With the look and feel of a casual Manhattan bistro, MADE is a great escape from the pretentious restaurants and gastropubs of the surrounding Apgujeong area. Offering a simple menu of made-to-order Italian-American classics such as spaghetti and meatballs, chicken Parmesan, and tiramisù, diners can mix and match their orders based on their preferences. The beef meatballs are the real star here; prepared with local Hanu + grade beef, they are certainly an upgrade from the sub-par pizza parlor variety. Portions are generous, so go with an empty belly.
Staying true to its name, the Sinsa-dong locale serves up incredibly inventive dishes dreamed up by Chef Tae Hwan Ryu. Chef Ryu blends Korean ingredients with Japanese and Western culinary techniques gained from his past experiences in the UK, Australia, and Japan.

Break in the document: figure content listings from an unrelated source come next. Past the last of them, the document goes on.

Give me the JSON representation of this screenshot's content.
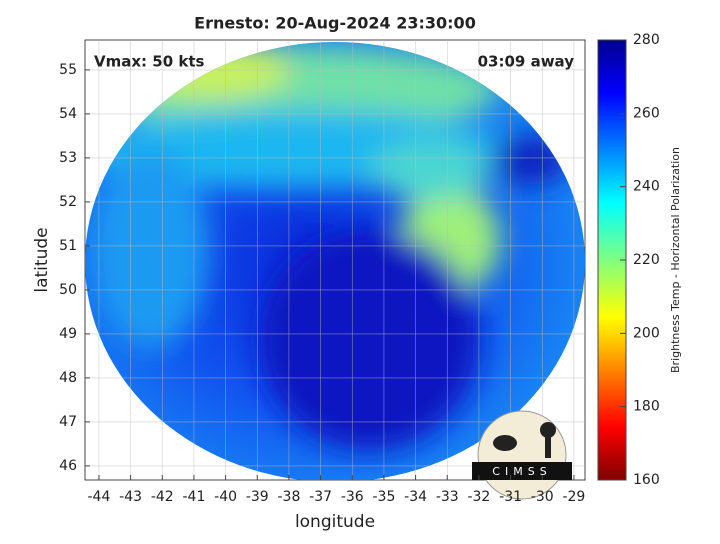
{
  "chart_data": {
    "type": "map",
    "title": "Ernesto: 20-Aug-2024 23:30:00",
    "xlabel": "longitude",
    "ylabel": "latitude",
    "xlim": [
      -44.44,
      -28.65
    ],
    "xticks": [
      -44,
      -43,
      -42,
      -41,
      -40,
      -39,
      -38,
      -37,
      -36,
      -35,
      -34,
      -33,
      -32,
      -31,
      -30,
      -29
    ],
    "ylim": [
      45.68,
      55.68
    ],
    "yticks": [
      46,
      47,
      48,
      49,
      50,
      51,
      52,
      53,
      54,
      55
    ],
    "grid": true,
    "colorbar_label": "Brightness Temp - Horizontal Polarization",
    "clim": [
      160,
      280
    ],
    "cticks": [
      160,
      180,
      200,
      220,
      240,
      260,
      280
    ],
    "annotations": [
      "Vmax: 50 kts",
      "03:09 away"
    ],
    "logo": "CIMSS"
  }
}
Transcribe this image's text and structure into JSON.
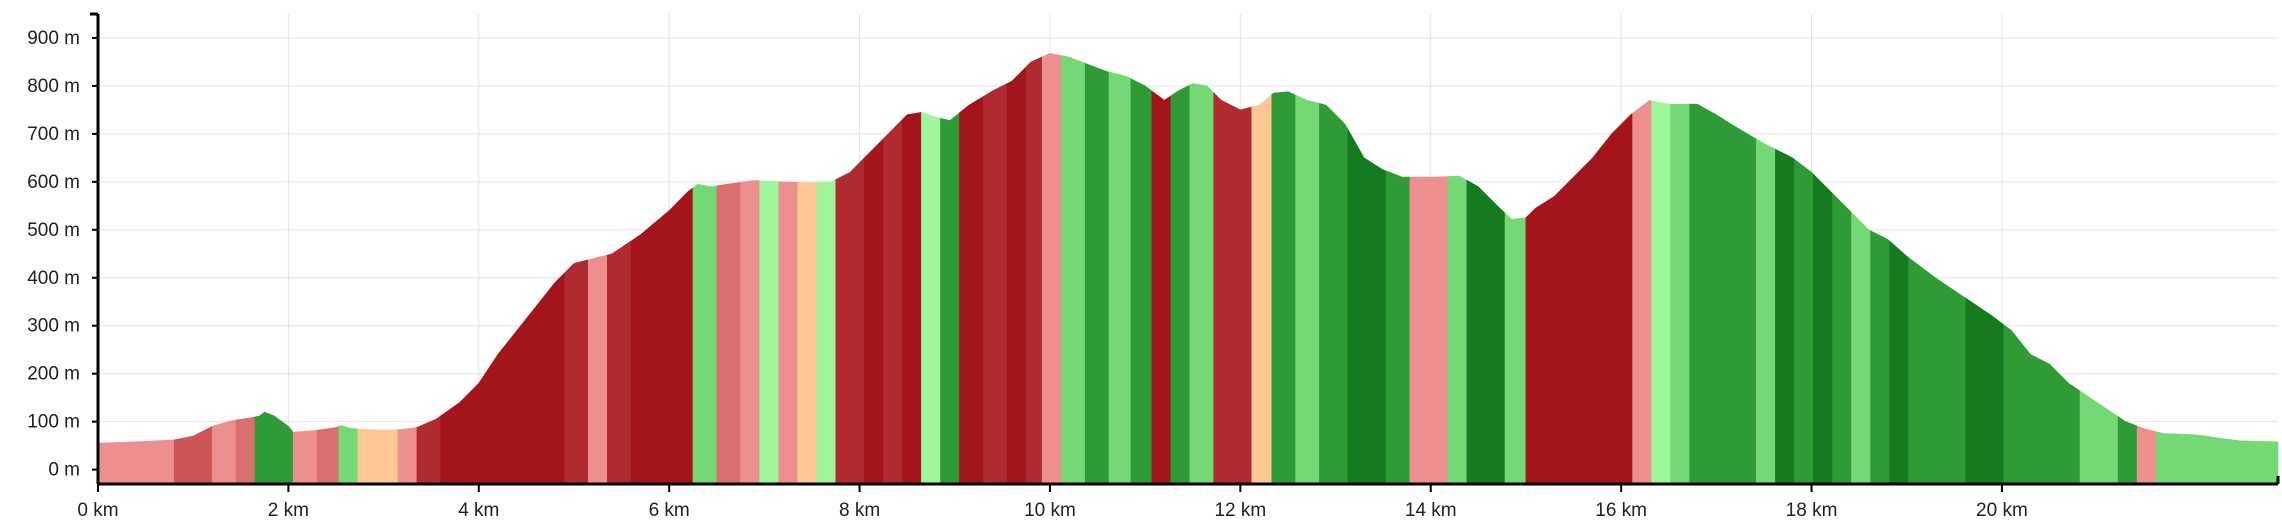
{
  "chart_data": {
    "type": "area",
    "title": "",
    "xlabel": "",
    "ylabel": "",
    "xlim": [
      0,
      22.9
    ],
    "ylim": [
      -30,
      950
    ],
    "x_unit": "km",
    "y_unit": "m",
    "grid": true,
    "x_ticks": [
      {
        "value": 0,
        "label": "0 km"
      },
      {
        "value": 2,
        "label": "2 km"
      },
      {
        "value": 4,
        "label": "4 km"
      },
      {
        "value": 6,
        "label": "6 km"
      },
      {
        "value": 8,
        "label": "8 km"
      },
      {
        "value": 10,
        "label": "10 km"
      },
      {
        "value": 12,
        "label": "12 km"
      },
      {
        "value": 14,
        "label": "14 km"
      },
      {
        "value": 16,
        "label": "16 km"
      },
      {
        "value": 18,
        "label": "18 km"
      },
      {
        "value": 20,
        "label": "20 km"
      }
    ],
    "y_ticks": [
      {
        "value": 0,
        "label": "0 m"
      },
      {
        "value": 100,
        "label": "100 m"
      },
      {
        "value": 200,
        "label": "200 m"
      },
      {
        "value": 300,
        "label": "300 m"
      },
      {
        "value": 400,
        "label": "400 m"
      },
      {
        "value": 500,
        "label": "500 m"
      },
      {
        "value": 600,
        "label": "600 m"
      },
      {
        "value": 700,
        "label": "700 m"
      },
      {
        "value": 800,
        "label": "800 m"
      },
      {
        "value": 900,
        "label": "900 m"
      }
    ],
    "profile": [
      [
        0,
        55
      ],
      [
        0.4,
        58
      ],
      [
        0.8,
        62
      ],
      [
        1.0,
        70
      ],
      [
        1.2,
        90
      ],
      [
        1.4,
        102
      ],
      [
        1.6,
        108
      ],
      [
        1.7,
        112
      ],
      [
        1.75,
        120
      ],
      [
        1.85,
        112
      ],
      [
        2.0,
        90
      ],
      [
        2.05,
        78
      ],
      [
        2.3,
        82
      ],
      [
        2.5,
        88
      ],
      [
        2.55,
        92
      ],
      [
        2.65,
        86
      ],
      [
        2.8,
        84
      ],
      [
        3.0,
        82
      ],
      [
        3.2,
        84
      ],
      [
        3.35,
        88
      ],
      [
        3.55,
        105
      ],
      [
        3.8,
        140
      ],
      [
        4.0,
        180
      ],
      [
        4.2,
        240
      ],
      [
        4.4,
        290
      ],
      [
        4.6,
        340
      ],
      [
        4.8,
        390
      ],
      [
        5.0,
        430
      ],
      [
        5.2,
        440
      ],
      [
        5.4,
        450
      ],
      [
        5.7,
        490
      ],
      [
        6.0,
        540
      ],
      [
        6.2,
        580
      ],
      [
        6.3,
        595
      ],
      [
        6.45,
        590
      ],
      [
        6.6,
        595
      ],
      [
        6.9,
        603
      ],
      [
        7.2,
        600
      ],
      [
        7.5,
        598
      ],
      [
        7.7,
        600
      ],
      [
        7.9,
        620
      ],
      [
        8.1,
        660
      ],
      [
        8.3,
        700
      ],
      [
        8.5,
        740
      ],
      [
        8.65,
        745
      ],
      [
        8.8,
        735
      ],
      [
        8.95,
        728
      ],
      [
        9.15,
        760
      ],
      [
        9.4,
        790
      ],
      [
        9.6,
        810
      ],
      [
        9.8,
        850
      ],
      [
        10.0,
        868
      ],
      [
        10.2,
        860
      ],
      [
        10.4,
        845
      ],
      [
        10.6,
        830
      ],
      [
        10.8,
        820
      ],
      [
        11.0,
        800
      ],
      [
        11.2,
        770
      ],
      [
        11.35,
        790
      ],
      [
        11.5,
        805
      ],
      [
        11.65,
        800
      ],
      [
        11.8,
        770
      ],
      [
        12.0,
        750
      ],
      [
        12.2,
        760
      ],
      [
        12.35,
        785
      ],
      [
        12.5,
        788
      ],
      [
        12.7,
        770
      ],
      [
        12.9,
        760
      ],
      [
        13.1,
        720
      ],
      [
        13.3,
        650
      ],
      [
        13.5,
        625
      ],
      [
        13.7,
        610
      ],
      [
        14.0,
        610
      ],
      [
        14.3,
        612
      ],
      [
        14.5,
        590
      ],
      [
        14.7,
        550
      ],
      [
        14.85,
        522
      ],
      [
        15.0,
        525
      ],
      [
        15.1,
        545
      ],
      [
        15.3,
        570
      ],
      [
        15.5,
        610
      ],
      [
        15.7,
        650
      ],
      [
        15.9,
        700
      ],
      [
        16.1,
        740
      ],
      [
        16.3,
        770
      ],
      [
        16.5,
        762
      ],
      [
        16.8,
        762
      ],
      [
        17.0,
        740
      ],
      [
        17.2,
        715
      ],
      [
        17.5,
        680
      ],
      [
        17.8,
        650
      ],
      [
        18.0,
        620
      ],
      [
        18.2,
        580
      ],
      [
        18.4,
        540
      ],
      [
        18.6,
        500
      ],
      [
        18.8,
        480
      ],
      [
        19.0,
        445
      ],
      [
        19.3,
        400
      ],
      [
        19.6,
        360
      ],
      [
        19.9,
        320
      ],
      [
        20.1,
        290
      ],
      [
        20.3,
        240
      ],
      [
        20.5,
        220
      ],
      [
        20.7,
        180
      ],
      [
        21.0,
        140
      ],
      [
        21.3,
        100
      ],
      [
        21.5,
        85
      ],
      [
        21.7,
        75
      ],
      [
        22.0,
        73
      ],
      [
        22.15,
        70
      ],
      [
        22.3,
        65
      ],
      [
        22.5,
        60
      ],
      [
        22.9,
        58
      ]
    ],
    "segments": [
      {
        "x0": 0.0,
        "x1": 0.8,
        "color": "#ee8f8f"
      },
      {
        "x0": 0.8,
        "x1": 1.2,
        "color": "#cc5555"
      },
      {
        "x0": 1.2,
        "x1": 1.45,
        "color": "#ee8f8f"
      },
      {
        "x0": 1.45,
        "x1": 1.65,
        "color": "#d96f6f"
      },
      {
        "x0": 1.65,
        "x1": 2.05,
        "color": "#2e9b36"
      },
      {
        "x0": 2.05,
        "x1": 2.3,
        "color": "#ee8f8f"
      },
      {
        "x0": 2.3,
        "x1": 2.53,
        "color": "#d96f6f"
      },
      {
        "x0": 2.53,
        "x1": 2.73,
        "color": "#74d874"
      },
      {
        "x0": 2.73,
        "x1": 3.15,
        "color": "#fdc793"
      },
      {
        "x0": 3.15,
        "x1": 3.35,
        "color": "#ee8f8f"
      },
      {
        "x0": 3.35,
        "x1": 3.6,
        "color": "#b02b30"
      },
      {
        "x0": 3.6,
        "x1": 4.9,
        "color": "#a3151a"
      },
      {
        "x0": 4.9,
        "x1": 5.15,
        "color": "#b02b30"
      },
      {
        "x0": 5.15,
        "x1": 5.35,
        "color": "#ee8f8f"
      },
      {
        "x0": 5.35,
        "x1": 5.6,
        "color": "#b02b30"
      },
      {
        "x0": 5.6,
        "x1": 6.25,
        "color": "#a3151a"
      },
      {
        "x0": 6.25,
        "x1": 6.5,
        "color": "#74d874"
      },
      {
        "x0": 6.5,
        "x1": 6.75,
        "color": "#d96f6f"
      },
      {
        "x0": 6.75,
        "x1": 6.95,
        "color": "#ee8f8f"
      },
      {
        "x0": 6.95,
        "x1": 7.15,
        "color": "#9ef59a"
      },
      {
        "x0": 7.15,
        "x1": 7.35,
        "color": "#ee8f8f"
      },
      {
        "x0": 7.35,
        "x1": 7.55,
        "color": "#fdc793"
      },
      {
        "x0": 7.55,
        "x1": 7.75,
        "color": "#9ef59a"
      },
      {
        "x0": 7.75,
        "x1": 8.05,
        "color": "#b02b30"
      },
      {
        "x0": 8.05,
        "x1": 8.25,
        "color": "#a3151a"
      },
      {
        "x0": 8.25,
        "x1": 8.45,
        "color": "#b02b30"
      },
      {
        "x0": 8.45,
        "x1": 8.65,
        "color": "#a3151a"
      },
      {
        "x0": 8.65,
        "x1": 8.85,
        "color": "#9ef59a"
      },
      {
        "x0": 8.85,
        "x1": 9.05,
        "color": "#2e9b36"
      },
      {
        "x0": 9.05,
        "x1": 9.3,
        "color": "#a3151a"
      },
      {
        "x0": 9.3,
        "x1": 9.55,
        "color": "#b02b30"
      },
      {
        "x0": 9.55,
        "x1": 9.75,
        "color": "#a3151a"
      },
      {
        "x0": 9.75,
        "x1": 9.92,
        "color": "#b02b30"
      },
      {
        "x0": 9.92,
        "x1": 10.12,
        "color": "#ee8f8f"
      },
      {
        "x0": 10.12,
        "x1": 10.37,
        "color": "#74d874"
      },
      {
        "x0": 10.37,
        "x1": 10.62,
        "color": "#2e9b36"
      },
      {
        "x0": 10.62,
        "x1": 10.85,
        "color": "#74d874"
      },
      {
        "x0": 10.85,
        "x1": 11.07,
        "color": "#2e9b36"
      },
      {
        "x0": 11.07,
        "x1": 11.27,
        "color": "#a3151a"
      },
      {
        "x0": 11.27,
        "x1": 11.47,
        "color": "#2e9b36"
      },
      {
        "x0": 11.47,
        "x1": 11.72,
        "color": "#74d874"
      },
      {
        "x0": 11.72,
        "x1": 12.12,
        "color": "#b02b30"
      },
      {
        "x0": 12.12,
        "x1": 12.33,
        "color": "#fdc793"
      },
      {
        "x0": 12.33,
        "x1": 12.58,
        "color": "#2e9b36"
      },
      {
        "x0": 12.58,
        "x1": 12.83,
        "color": "#74d874"
      },
      {
        "x0": 12.83,
        "x1": 13.13,
        "color": "#2e9b36"
      },
      {
        "x0": 13.13,
        "x1": 13.53,
        "color": "#157a20"
      },
      {
        "x0": 13.53,
        "x1": 13.78,
        "color": "#2e9b36"
      },
      {
        "x0": 13.78,
        "x1": 14.18,
        "color": "#ee8f8f"
      },
      {
        "x0": 14.18,
        "x1": 14.38,
        "color": "#74d874"
      },
      {
        "x0": 14.38,
        "x1": 14.78,
        "color": "#157a20"
      },
      {
        "x0": 14.78,
        "x1": 15.0,
        "color": "#74d874"
      },
      {
        "x0": 15.0,
        "x1": 16.12,
        "color": "#a3151a"
      },
      {
        "x0": 16.12,
        "x1": 16.32,
        "color": "#ee8f8f"
      },
      {
        "x0": 16.32,
        "x1": 16.52,
        "color": "#9ef59a"
      },
      {
        "x0": 16.52,
        "x1": 16.72,
        "color": "#74d874"
      },
      {
        "x0": 16.72,
        "x1": 17.42,
        "color": "#2e9b36"
      },
      {
        "x0": 17.42,
        "x1": 17.62,
        "color": "#74d874"
      },
      {
        "x0": 17.62,
        "x1": 17.82,
        "color": "#157a20"
      },
      {
        "x0": 17.82,
        "x1": 18.02,
        "color": "#2e9b36"
      },
      {
        "x0": 18.02,
        "x1": 18.22,
        "color": "#157a20"
      },
      {
        "x0": 18.22,
        "x1": 18.42,
        "color": "#2e9b36"
      },
      {
        "x0": 18.42,
        "x1": 18.62,
        "color": "#74d874"
      },
      {
        "x0": 18.62,
        "x1": 18.82,
        "color": "#2e9b36"
      },
      {
        "x0": 18.82,
        "x1": 19.02,
        "color": "#157a20"
      },
      {
        "x0": 19.02,
        "x1": 19.62,
        "color": "#2e9b36"
      },
      {
        "x0": 19.62,
        "x1": 20.02,
        "color": "#157a20"
      },
      {
        "x0": 20.02,
        "x1": 20.82,
        "color": "#2e9b36"
      },
      {
        "x0": 20.82,
        "x1": 21.22,
        "color": "#74d874"
      },
      {
        "x0": 21.22,
        "x1": 21.42,
        "color": "#2e9b36"
      },
      {
        "x0": 21.42,
        "x1": 21.62,
        "color": "#ee8f8f"
      },
      {
        "x0": 21.62,
        "x1": 22.9,
        "color": "#74d874"
      }
    ]
  }
}
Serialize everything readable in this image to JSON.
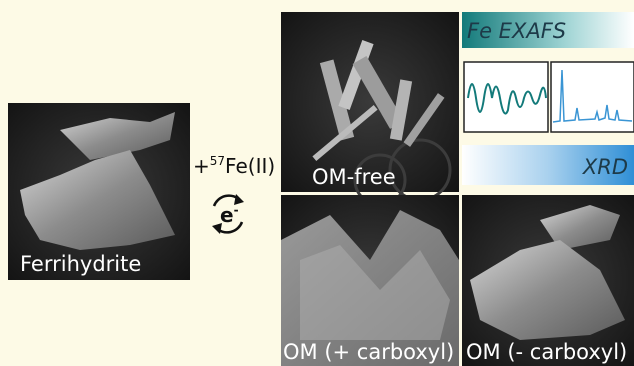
{
  "reaction": {
    "sign": "+",
    "isotope": "57",
    "species": "Fe(II)"
  },
  "electron": {
    "symbol": "e",
    "charge": "-"
  },
  "panels": {
    "start": "Ferrihydrite",
    "om_free": "OM-free",
    "om_plus": "OM (+ carboxyl)",
    "om_minus": "OM (- carboxyl)"
  },
  "techniques": {
    "exafs": "Fe EXAFS",
    "xrd": "XRD"
  }
}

Rated 27th of Asia’s 50 Best Restaurants, Ryunique offers an incredible 23-course signature tasting menu that utilizes a play on various tastes, aromas, textures, and temperatures to entice all the senses. From Chef Ryu’s signature quail dish that is presented inside a smoke-filled bell jar to homemade cotton candy wrapped around panna cotta and plated on a picture frame, Ryunique is a place that has to be experienced to be believed.
Laissez les bon temps rouler at Pier 17, one of the few restaurants in Seoul that serves up authentic Cajun cooking. Transport yourself to New Orleans as you sample specialties such as gumbo, jambalaya, and boiled seafood. If cocktails are your thing, try the Shark Attack, a blue margarita topped with a plastic shark that “bleeds” strawberry daiquiri when squeezed. Located just a block off Garosugil, Pier 17 makes for a great place to take a lunch break during an afternoon of shopping.
Breaking away from the traditional focus on fermented dishes and pungent spices, the contemporary Korean cuisine of Min’s Kitchen takes a lighter approach. It uses a number of Western cooking and plating techniques and a minimal amount of seasoning to allow the flavor profiles of the incorporated ingredients to properly shine through. Opt to try the course menu, or go à la carte. The Bulgalbi Salad, succulent grilled marinated rib-eye set atop a bed of fresh greens, and the Assorted Pancakes – mushroom, lotus root, zucchini and fish jeon – are both excellent choices.
The Original Pancake House
While the restaurant has more than 100 franchises all over the U.S., the Apgujeong location was The Original Pancake House’s first outside the States. Classic dishes such as Dollar Pancakes, Banana Pancakes, and French Toast, along with imported items like Boyd’s Coffee and Daily’s Premium Bacon, not only taste good, but are sure to cure any North American expat’s homesickness. Like the ingredients themselves, the portions, too, are American, so order accordingly.
Jin Mi Pyongyang Naengmyeon
With over 20 years of experience, the founder of Jin Mi Pyongyang opened the restaurant’s doors in 2016. Savory and flavorful, Jin Mi’s cold noodles are the stuff of Korean food lovers’ dreams. The meat broth, made from beef brisket, beef shank, and pork, is crystal clear, while the noodles are delightfully chewy, providing a pleasant texture. Try the naengmyeon with a side of boiled meat, made from pork belly, to complete this hearty meal.